Original URL: https://www.theregister.com/2011/06/15/nintendo_wii_u_information_and_rumours/

Wii U has 50 per cent more power than rivals

Nintendo wants the entire market, and more

By Caleb Cox

Posted in Personal Tech, 15th June 2011 11:40 GMT

After Nintendo revealed the Wii U at this year's E3, a continuous stream of rumours and further details have emerged. Microsoft, Sony and Nintendo are all now battling for a piece of consumers' lives, evolving their respective hardware into home entertainment hubs, rather than simply gaming systems.

In a discussion with All Things D, Nintendo President Satoru Iwata talked up the Wii U's role in the living room.

According to the Ninty Prez, while the console aims to claw back support from the core community, it also has ambitions of capturing the attention of those who play games on tablets, smartphones and laptops. Iwata claims it is trying to "reach out to the people who are not interested in video games" as well.

Basically, it wants the entire market and the rest.

Wii U Remote

According to reports, Nintendo certainly has the power to leave quite an impression. One analyst believes the Wii U packs 50 per cent more processing power than its current-gen counterparts.
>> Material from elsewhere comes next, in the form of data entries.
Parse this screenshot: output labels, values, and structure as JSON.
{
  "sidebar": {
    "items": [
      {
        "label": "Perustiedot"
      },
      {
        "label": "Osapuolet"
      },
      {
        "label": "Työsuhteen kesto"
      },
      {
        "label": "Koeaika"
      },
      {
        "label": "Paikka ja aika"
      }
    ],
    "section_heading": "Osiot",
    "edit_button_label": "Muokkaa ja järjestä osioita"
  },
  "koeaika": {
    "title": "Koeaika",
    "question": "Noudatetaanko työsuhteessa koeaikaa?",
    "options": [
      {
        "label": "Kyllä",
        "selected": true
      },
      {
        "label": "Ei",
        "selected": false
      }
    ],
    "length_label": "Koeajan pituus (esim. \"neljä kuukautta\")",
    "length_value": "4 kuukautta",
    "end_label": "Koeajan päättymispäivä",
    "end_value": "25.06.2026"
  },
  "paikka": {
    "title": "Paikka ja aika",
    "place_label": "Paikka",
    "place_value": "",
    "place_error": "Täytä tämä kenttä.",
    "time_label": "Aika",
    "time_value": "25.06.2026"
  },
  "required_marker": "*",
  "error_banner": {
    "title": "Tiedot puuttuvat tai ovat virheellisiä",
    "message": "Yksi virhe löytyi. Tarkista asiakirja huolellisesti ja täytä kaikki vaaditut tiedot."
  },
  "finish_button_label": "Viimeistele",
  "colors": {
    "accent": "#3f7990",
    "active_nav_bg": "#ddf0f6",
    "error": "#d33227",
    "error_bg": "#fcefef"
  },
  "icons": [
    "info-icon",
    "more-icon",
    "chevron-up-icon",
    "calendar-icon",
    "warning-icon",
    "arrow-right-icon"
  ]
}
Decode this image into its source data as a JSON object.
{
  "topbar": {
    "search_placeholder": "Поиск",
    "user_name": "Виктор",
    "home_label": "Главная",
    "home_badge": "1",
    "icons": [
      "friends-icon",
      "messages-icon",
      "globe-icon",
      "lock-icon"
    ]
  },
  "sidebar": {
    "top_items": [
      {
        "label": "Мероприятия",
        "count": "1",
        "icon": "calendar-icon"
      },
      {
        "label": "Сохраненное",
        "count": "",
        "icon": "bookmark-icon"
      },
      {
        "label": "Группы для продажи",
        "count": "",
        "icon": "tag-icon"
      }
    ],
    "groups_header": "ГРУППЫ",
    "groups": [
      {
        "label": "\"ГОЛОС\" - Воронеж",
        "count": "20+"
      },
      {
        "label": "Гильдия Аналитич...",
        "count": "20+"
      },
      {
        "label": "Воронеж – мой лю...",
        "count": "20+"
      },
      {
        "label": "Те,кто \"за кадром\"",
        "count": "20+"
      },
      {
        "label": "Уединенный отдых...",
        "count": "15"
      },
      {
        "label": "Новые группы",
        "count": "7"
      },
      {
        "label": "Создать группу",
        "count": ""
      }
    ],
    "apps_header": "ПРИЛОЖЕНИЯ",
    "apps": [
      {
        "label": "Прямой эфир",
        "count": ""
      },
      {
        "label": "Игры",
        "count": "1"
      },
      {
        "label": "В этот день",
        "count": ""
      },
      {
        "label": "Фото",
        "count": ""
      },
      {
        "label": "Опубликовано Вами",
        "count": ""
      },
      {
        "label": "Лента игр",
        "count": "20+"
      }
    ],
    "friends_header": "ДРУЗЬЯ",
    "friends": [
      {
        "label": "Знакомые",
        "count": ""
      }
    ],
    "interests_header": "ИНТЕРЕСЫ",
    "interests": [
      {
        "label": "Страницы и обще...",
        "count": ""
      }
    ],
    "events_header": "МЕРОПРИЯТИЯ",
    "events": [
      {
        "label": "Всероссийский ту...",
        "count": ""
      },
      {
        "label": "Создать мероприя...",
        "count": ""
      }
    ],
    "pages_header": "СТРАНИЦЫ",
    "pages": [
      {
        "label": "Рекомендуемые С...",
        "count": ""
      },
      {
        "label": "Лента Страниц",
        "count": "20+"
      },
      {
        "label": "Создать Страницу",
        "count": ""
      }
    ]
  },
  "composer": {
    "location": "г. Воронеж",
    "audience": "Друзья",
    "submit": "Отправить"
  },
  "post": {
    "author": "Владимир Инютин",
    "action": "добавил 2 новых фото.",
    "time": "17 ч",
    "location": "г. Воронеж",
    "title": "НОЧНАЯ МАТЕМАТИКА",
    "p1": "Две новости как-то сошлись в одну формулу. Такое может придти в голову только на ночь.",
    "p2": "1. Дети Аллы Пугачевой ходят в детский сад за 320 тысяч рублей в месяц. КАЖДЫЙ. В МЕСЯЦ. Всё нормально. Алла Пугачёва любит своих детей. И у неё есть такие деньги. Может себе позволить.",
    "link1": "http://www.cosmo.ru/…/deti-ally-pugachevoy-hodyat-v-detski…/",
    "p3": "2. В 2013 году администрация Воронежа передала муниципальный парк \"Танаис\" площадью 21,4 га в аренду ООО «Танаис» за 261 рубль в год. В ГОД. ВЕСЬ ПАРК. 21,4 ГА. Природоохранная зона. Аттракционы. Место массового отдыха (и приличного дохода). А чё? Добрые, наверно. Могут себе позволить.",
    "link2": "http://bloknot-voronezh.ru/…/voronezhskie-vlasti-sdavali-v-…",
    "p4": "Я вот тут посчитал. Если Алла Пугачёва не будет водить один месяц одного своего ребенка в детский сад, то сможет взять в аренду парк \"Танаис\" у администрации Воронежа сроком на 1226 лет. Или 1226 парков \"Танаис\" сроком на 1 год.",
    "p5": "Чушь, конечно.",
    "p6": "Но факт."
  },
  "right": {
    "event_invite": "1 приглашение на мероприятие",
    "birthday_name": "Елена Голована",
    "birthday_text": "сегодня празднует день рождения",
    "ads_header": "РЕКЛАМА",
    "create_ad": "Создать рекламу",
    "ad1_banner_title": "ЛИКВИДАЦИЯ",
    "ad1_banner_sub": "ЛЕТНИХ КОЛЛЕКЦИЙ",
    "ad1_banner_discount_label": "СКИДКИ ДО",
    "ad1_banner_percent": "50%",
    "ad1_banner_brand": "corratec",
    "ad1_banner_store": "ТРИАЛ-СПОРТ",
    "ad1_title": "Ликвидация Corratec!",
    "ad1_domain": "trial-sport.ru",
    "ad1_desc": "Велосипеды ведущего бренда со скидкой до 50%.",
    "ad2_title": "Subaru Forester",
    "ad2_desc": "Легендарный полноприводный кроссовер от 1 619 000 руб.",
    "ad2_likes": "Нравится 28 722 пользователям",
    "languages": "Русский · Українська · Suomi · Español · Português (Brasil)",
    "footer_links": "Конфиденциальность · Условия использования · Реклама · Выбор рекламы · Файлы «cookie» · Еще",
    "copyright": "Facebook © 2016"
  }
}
Arvind Bhatia from Sterne Argee spoke to various developers at E3, all of whom indicated the Wii U's superiority, Industry Gamers reports.

Ninty has yet to confirm this, although after using footage from rival platforms during its E3 demonstration, is either keeping cards typically close to its chest, or simply doesn't have sufficient evidence to support the claims.

According to Japan's GameWatch, new details of the Wii U's custom Radeon GPU have surfaced.

Wii U

With a chip similar to the R770 and its Direct X 10.1-level feature set, the console is certainly ahead of its rivals in terms of spec. But can it run Crysis?

Actually, yes, it can. Develop spoke with Crytek, which confirmed its CryEngine is almost up and running on the Wii U.

What other developers are saying

Activision also believes the Wii U's performance and online integration means the platform will be friendlier to core-games.

In an interview with Industry Gamers, Activision's Eric Hirshberg said: "They're committing to HD, greater processing power, digital infrastructure, connected universe at the back end... Those are all the things we need to make a state of the art experience for a lot of games.

"I was really excited to see Nintendo taking their console into something that I think is going to be friendlier to core games."

Assassin's Creed Brotherhood

Assassin's Creed has been confirmed for Wii U

Ubisoft, which struggled to contain its excitement over the new platform, says it's too early to make comparisons to Ninty's rivals, Kotaku reports.

Ubi's Marc Parenteau said: "You have to understand, we've been working on other engines for a long time so we need some time to catch up and get up to date on what we can do with the hardware. So to compare now wouldn't be fair.

"Developers with Wii experience will find that there's a familiar set of APIs. New features, such as the multi-core processing extend the APIs in a natural way, with low-level but straight-forward calls."

So, a next-gen Wii then? Sounds about right.

Wii U Remote

There you have it, the Wii U is making quite the positive impression.

Oh except for Michael Pachter, the Wedbush Securities dude who reckons the Wii U will arrive two years too late, although fails to explain why, Gamastura reports. Pachter says the Wii U's success will depend entirely on its selling price, with rival consoles set to cost considerably less by the time Ninty's controller-focussed console hits the shelves in 2012.